Dopo la lettura del patto da parte della sindaca, sancito con la firma del vescovo Piazza e l’accensione di due lampade votive che illumineranno l ‘immagine della Vergine, la sindaca Frontini ha fatto omaggio al vescovo di un rosario.

“Siamo tutti impegnati e coinvolti in questo Patto. Ha affermato il vescovo Piazza. Questa corona del rosario è l’unione di tanti piccoli grani uniti tra loro. È l’unione, ed oggi, simboleggia la presenza di alcuni sindici della Tuscia e delle istituzioni religiose e quelle laiche ben rappresentate in questa cerimonia.

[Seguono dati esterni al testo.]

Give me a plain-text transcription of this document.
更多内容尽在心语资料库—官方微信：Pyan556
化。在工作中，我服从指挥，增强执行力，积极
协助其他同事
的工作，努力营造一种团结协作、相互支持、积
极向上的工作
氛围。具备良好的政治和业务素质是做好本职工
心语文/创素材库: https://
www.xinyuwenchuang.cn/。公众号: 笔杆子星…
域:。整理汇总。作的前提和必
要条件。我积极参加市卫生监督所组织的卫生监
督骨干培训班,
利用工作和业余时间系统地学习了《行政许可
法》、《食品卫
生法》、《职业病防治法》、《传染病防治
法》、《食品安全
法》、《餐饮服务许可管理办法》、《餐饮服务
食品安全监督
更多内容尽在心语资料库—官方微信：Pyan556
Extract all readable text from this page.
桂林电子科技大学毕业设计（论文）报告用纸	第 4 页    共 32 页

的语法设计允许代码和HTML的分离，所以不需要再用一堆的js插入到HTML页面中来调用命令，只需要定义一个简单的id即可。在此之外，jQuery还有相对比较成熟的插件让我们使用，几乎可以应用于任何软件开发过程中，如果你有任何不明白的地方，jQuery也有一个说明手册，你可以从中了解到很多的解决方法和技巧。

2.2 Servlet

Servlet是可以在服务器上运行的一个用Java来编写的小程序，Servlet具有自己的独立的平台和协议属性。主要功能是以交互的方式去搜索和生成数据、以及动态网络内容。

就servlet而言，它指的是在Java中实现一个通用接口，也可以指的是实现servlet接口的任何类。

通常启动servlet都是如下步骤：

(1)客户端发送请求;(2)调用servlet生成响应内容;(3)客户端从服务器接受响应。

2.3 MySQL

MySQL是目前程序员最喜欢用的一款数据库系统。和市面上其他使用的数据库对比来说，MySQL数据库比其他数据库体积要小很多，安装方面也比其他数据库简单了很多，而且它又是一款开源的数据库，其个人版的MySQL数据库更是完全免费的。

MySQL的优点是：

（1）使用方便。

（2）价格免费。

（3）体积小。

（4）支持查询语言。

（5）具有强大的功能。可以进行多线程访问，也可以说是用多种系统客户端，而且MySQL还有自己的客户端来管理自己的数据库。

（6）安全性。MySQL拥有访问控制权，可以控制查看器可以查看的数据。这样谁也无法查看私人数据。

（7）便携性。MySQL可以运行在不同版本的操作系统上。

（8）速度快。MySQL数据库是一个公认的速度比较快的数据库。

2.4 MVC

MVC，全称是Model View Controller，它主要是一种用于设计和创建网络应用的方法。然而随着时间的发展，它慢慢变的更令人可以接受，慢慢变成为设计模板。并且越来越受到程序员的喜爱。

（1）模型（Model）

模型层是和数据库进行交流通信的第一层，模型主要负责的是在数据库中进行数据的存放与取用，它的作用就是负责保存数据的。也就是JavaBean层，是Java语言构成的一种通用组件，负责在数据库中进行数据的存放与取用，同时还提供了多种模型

Il rosario rappresenta anche un cammino di vita, un percorso che si compie nel nome della fede: prendendoci cura tra di noi, con pazienza e disponibilità”.

Anche i sindaci presenti con il presidente della Provincia Alessandro Romoli, per la prima volta, hanno recitato la preghiera di affidamento:

Noi Sindaci, a te ci rivolgiamo,
Madonna della Quercia
Patrona della Tuscia
Con la sicura speranza
Che sai ascoltare la voce dei tuoi figli.
Più volte e in tanti modi
Hai concesso dall’Altissimo
Le grazie richieste dai tuoi fedeli ascoltando la voce del tuo popolo.
Accogli anche oggi la nostra preghiera
Soprattutto nel tempo che stiamo vivendo
In particolare per gli abitanti di questa nostra terra.
Prenditi cura die malati, degli infermi, di sofferenti:
tutti possano sperimentare
La tua vicinanza e la tua protezione materna.
Guida i passi e le scelte
Delle autorità pubbliche e di tutti i nostri concittadini
Perché decidano sempre nella verità e nella giustizia
Per il bene di tutti. Amen
Tutta la cerimonia e la processione è stata seguita da molte persone che hanno gremito la chiesa e si sono unite alle preghiere e ai canti proposti dal coro della Schola Cantorum S. Maria della Quercia.